Computer Scientist Shares Enlightening Journey to See the ‘Value in Expression’
Four years ago, Haoqi Zhang started a philosophical journey that would reshape his way of thinking about human values and engagement. The Northwestern Associate Professor of Computer Science and Design began reading about the work of Talbot Brewer, a philosopher and author of the book The Retrieval of Ethics. It took Zhang one year to read the book — only because it took him that long to comprehend the “foreign, yet familiar” concepts.
Zhang now wants other computer scientists, including researchers in artificial intelligence (AI) and human-computer interaction (HCI), to examine their thinking from a consequentialist point of view (which judges actions solely by their consequences, i.e. goal-reaching methods) to also incorporate a dialectical mindset (which emphasizes the inherent value of an activity, e.g. being a good friend). This dichotomy is explored in Zhang’s position paper, “Searching for the Non-Consequential: Dialectical Activities in HCI and the Limits of Computers,” which he presented on May 14 during the Association of Computing Machinery’s Conference on Human Factors in Computing Systems (ACM CHI) in Honolulu, Hawaii.
“It's a theory and philosophy paper that is really trying to help us understand why, fundamentally, there are some things that computers can't do,” said Zhang, principal investigator of the Center for Advancing Safety of Machine Intelligence (CASMI) project titled, “Human-AI Tools for Expressing Human Situations and Contexts to Machines.” “The concept in the paper is very basic, yet it's actually very hard to articulate correctly and to understand fully and appreciate.”
By their nature, computers are consequentialist “thinkers,” so only humans can think dialectically. To do this, people must engage deeply in experiences to see the intrinsic good in what they’re doing.
If someone is creating art or music, they are likely thinking dialectically already. Generative AI tools can also generate art or music, but the technologies are designed to be input-output machines, so they can’t capture the full human expressions that artists use while creating art.
“There’s value in expression,” Zhang said. “One of the very practical things that all builders of human-AI systems really ought to think about is, when we build these tools, what is the value of artmaking and developing a personal creative voice? How does that come through at all with these technologies?”

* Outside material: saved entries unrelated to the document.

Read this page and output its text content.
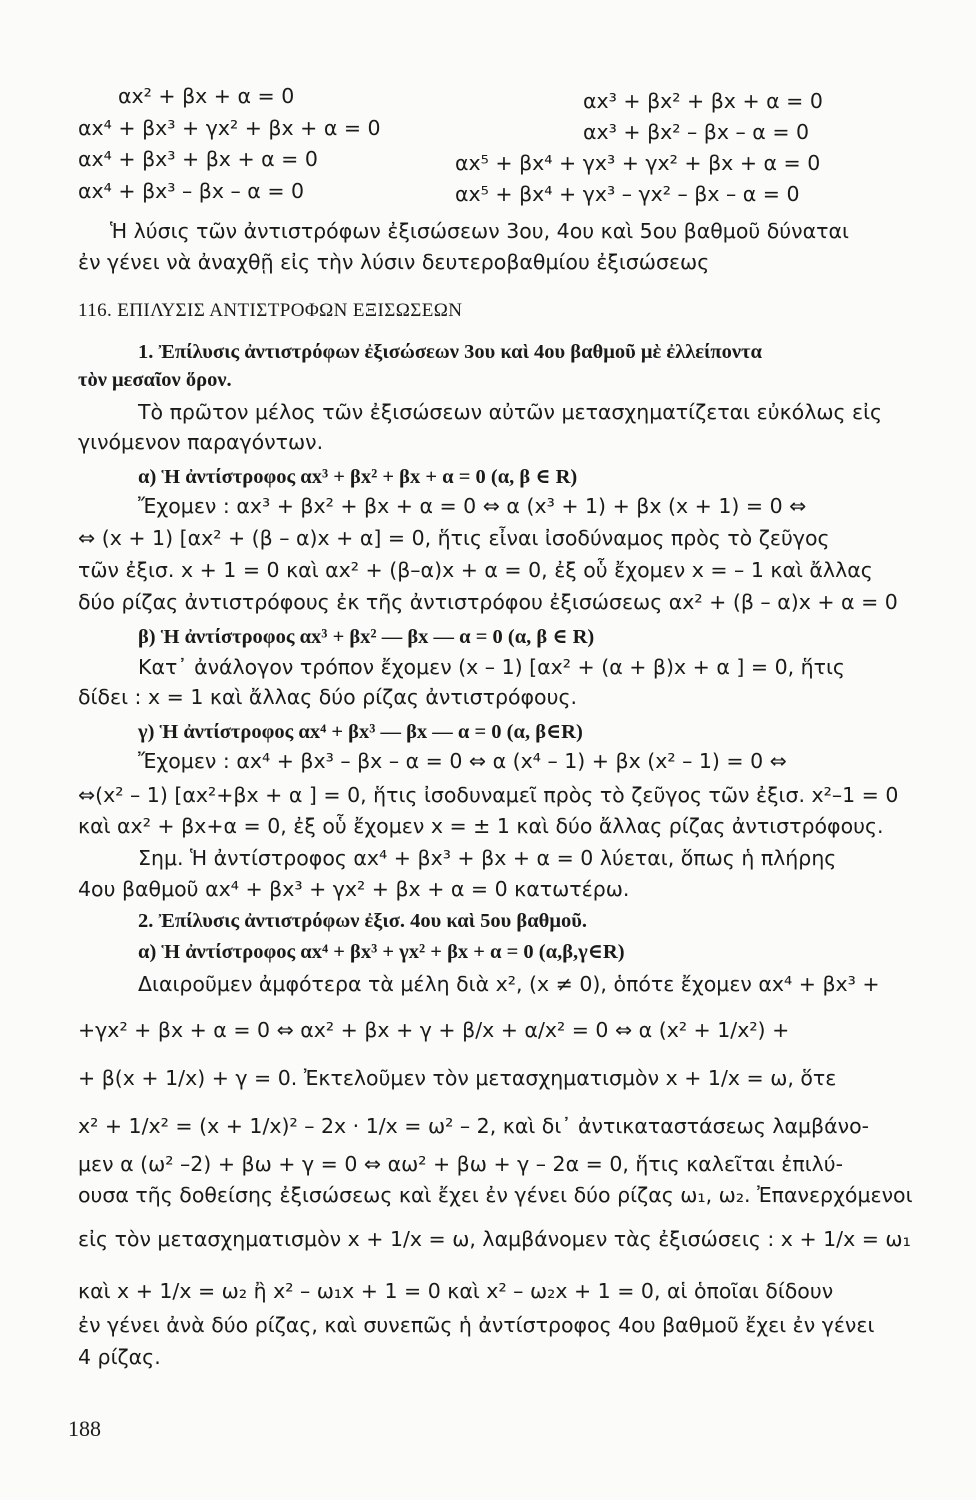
αx² + βx + α = 0
αx⁴ + βx³ + γx² + βx + α = 0
αx⁴ + βx³ + βx + α = 0
αx⁴ + βx³ – βx – α = 0
αx³ + βx² + βx + α = 0
αx³ + βx² – βx – α = 0
αx⁵ + βx⁴ + γx³ + γx² + βx + α = 0
αx⁵ + βx⁴ + γx³ – γx² – βx – α = 0
Ἡ λύσις τῶν ἀντιστρόφων ἐξισώσεων 3ου, 4ου καὶ 5ου βαθμοῦ δύναται
ἐν γένει νὰ ἀναχθῇ εἰς τὴν λύσιν δευτεροβαθμίου ἐξισώσεως
116. ΕΠΙΛΥΣΙΣ ΑΝΤΙΣΤΡΟΦΩΝ ΕΞΙΣΩΣΕΩΝ
1. Ἐπίλυσις ἀντιστρόφων ἐξισώσεων 3ου καὶ 4ου βαθμοῦ μὲ ἐλλείποντα
τὸν μεσαῖον ὅρον.
Τὸ πρῶτον μέλος τῶν ἐξισώσεων αὐτῶν μετασχηματίζεται εὐκόλως εἰς
γινόμενον παραγόντων.
α) Ἡ ἀντίστροφος αx³ + βx² + βx + α = 0 (α, β ∈ R)
Ἔχομεν : αx³ + βx² + βx + α = 0 ⇔ α (x³ + 1) + βx (x + 1) = 0 ⇔
⇔ (x + 1) [αx² + (β – α)x + α] = 0, ἥτις εἶναι ἰσοδύναμος πρὸς τὸ ζεῦγος
τῶν ἐξισ. x + 1 = 0 καὶ αx² + (β–α)x + α = 0, ἐξ οὗ ἔχομεν x = – 1 καὶ ἄλλας
δύο ρίζας ἀντιστρόφους ἐκ τῆς ἀντιστρόφου ἐξισώσεως αx² + (β – α)x + α = 0
β) Ἡ ἀντίστροφος αx³ + βx² — βx — α = 0 (α, β ∈ R)
Κατ᾽ ἀνάλογον τρόπον ἔχομεν (x – 1) [αx² + (α + β)x + α ] = 0, ἥτις
δίδει : x = 1 καὶ ἄλλας δύο ρίζας ἀντιστρόφους.
γ) Ἡ ἀντίστροφος αx⁴ + βx³ — βx — α = 0 (α, β∈R)
Ἔχομεν : αx⁴ + βx³ – βx – α = 0 ⇔ α (x⁴ – 1) + βx (x² – 1) = 0 ⇔
⇔(x² – 1) [αx²+βx + α ] = 0, ἥτις ἰσοδυναμεῖ πρὸς τὸ ζεῦγος τῶν ἐξισ. x²–1 = 0
καὶ αx² + βx+α = 0, ἐξ οὗ ἔχομεν x = ± 1 καὶ δύο ἄλλας ρίζας ἀντιστρόφους.
Σημ. Ἡ ἀντίστροφος αx⁴ + βx³ + βx + α = 0 λύεται, ὅπως ἡ πλήρης
4ου βαθμοῦ αx⁴ + βx³ + γx² + βx + α = 0 κατωτέρω.
2. Ἐπίλυσις ἀντιστρόφων ἐξισ. 4ου καὶ 5ου βαθμοῦ.
α) Ἡ ἀντίστροφος αx⁴ + βx³ + γx² + βx + α = 0 (α,β,γ∈R)
Διαιροῦμεν ἀμφότερα τὰ μέλη διὰ x², (x ≠ 0), ὁπότε ἔχομεν αx⁴ + βx³ +
+γx² + βx + α = 0 ⇔ αx² + βx + γ + β/x + α/x² = 0 ⇔ α (x² + 1/x²) +
+ β(x + 1/x) + γ = 0. Ἐκτελοῦμεν τὸν μετασχηματισμὸν x + 1/x = ω, ὅτε
x² + 1/x² = (x + 1/x)² – 2x · 1/x = ω² – 2, καὶ δι᾽ ἀντικαταστάσεως λαμβάνο-
μεν α (ω² –2) + βω + γ = 0 ⇔ αω² + βω + γ – 2α = 0, ἥτις καλεῖται ἐπιλύ-
ουσα τῆς δοθείσης ἐξισώσεως καὶ ἔχει ἐν γένει δύο ρίζας ω₁, ω₂. Ἐπανερχόμενοι
εἰς τὸν μετασχηματισμὸν x + 1/x = ω, λαμβάνομεν τὰς ἐξισώσεις : x + 1/x = ω₁
καὶ x + 1/x = ω₂ ἢ x² – ω₁x + 1 = 0 καὶ x² – ω₂x + 1 = 0, αἱ ὁποῖαι δίδουν
ἐν γένει ἀνὰ δύο ρίζας, καὶ συνεπῶς ἡ ἀντίστροφος 4ου βαθμοῦ ἔχει ἐν γένει
4 ρίζας.
188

Zhang said that the research community should wrestle with these questions to better understand the complexities of what it means to be human.
The paper indicates that consequentialism isn’t always a bad approach. In fact, many things that people do are simply to meet a desired end, such as survival or feeling joy. Examples include eating to satisfy hunger, learning a new skill to advance your career, or watching a movie for entertainment.
However, Zhang adds that this mentality can be limited. Consider parenting.
“A consequentialist might say, ‘The point of being a good parent is to get my kid into Harvard or to make sure my kid has a stable job,’” Zhang said. “It’s saying that the point of parenting is to get your kid into this really good outcome. But something about that sounds off, right?”
By contrast, a dialectical approach would focus on relating to your child in the present and acting in a way that aligns with your ideals.
“That doesn't mean that, even if you made your best effort, things would go according to plan,” Zhang said. “It also doesn't mean that you clearly see what that is. It's very, very hard to learn, and it takes decades.”
One parallel in computer science is dating apps. They are designed consequentially: to help someone find a match. However, intimately relating to another human being is more nuanced and is difficult for a computer to encode.
The paper advocates for an environment that supports both consequentialist and dialectical thinking. This “computational ecosystem” wouldn’t lose the value of human engagement. The Agile Research Studios (ARS), a sociotechnical model which Zhang developed, can serve as an example of a computational ecosystem. While Zhang acknowledged that ARS teaches students the skills needed to produce research products (or better consequentialists), he said the program also helps them learn to see the good in the activity of leading a research inquiry, including how to deal with failure and the value of not knowing something (or better dialectical thinkers).
The computational ecosystems approach provides a guide for how computer science and HCI fields can think about these issues, in the hopes of advancing important human ways of being. Overall, Zhang wants readers to realize there is no quick, easy fix.
“We want people to think about the shape of human activities that we care about and the good in those activities — whether the activity is parenting, artmaking, ethical reasoning, historical thinking, or research,” Zhang said. “That's really what this work is about.”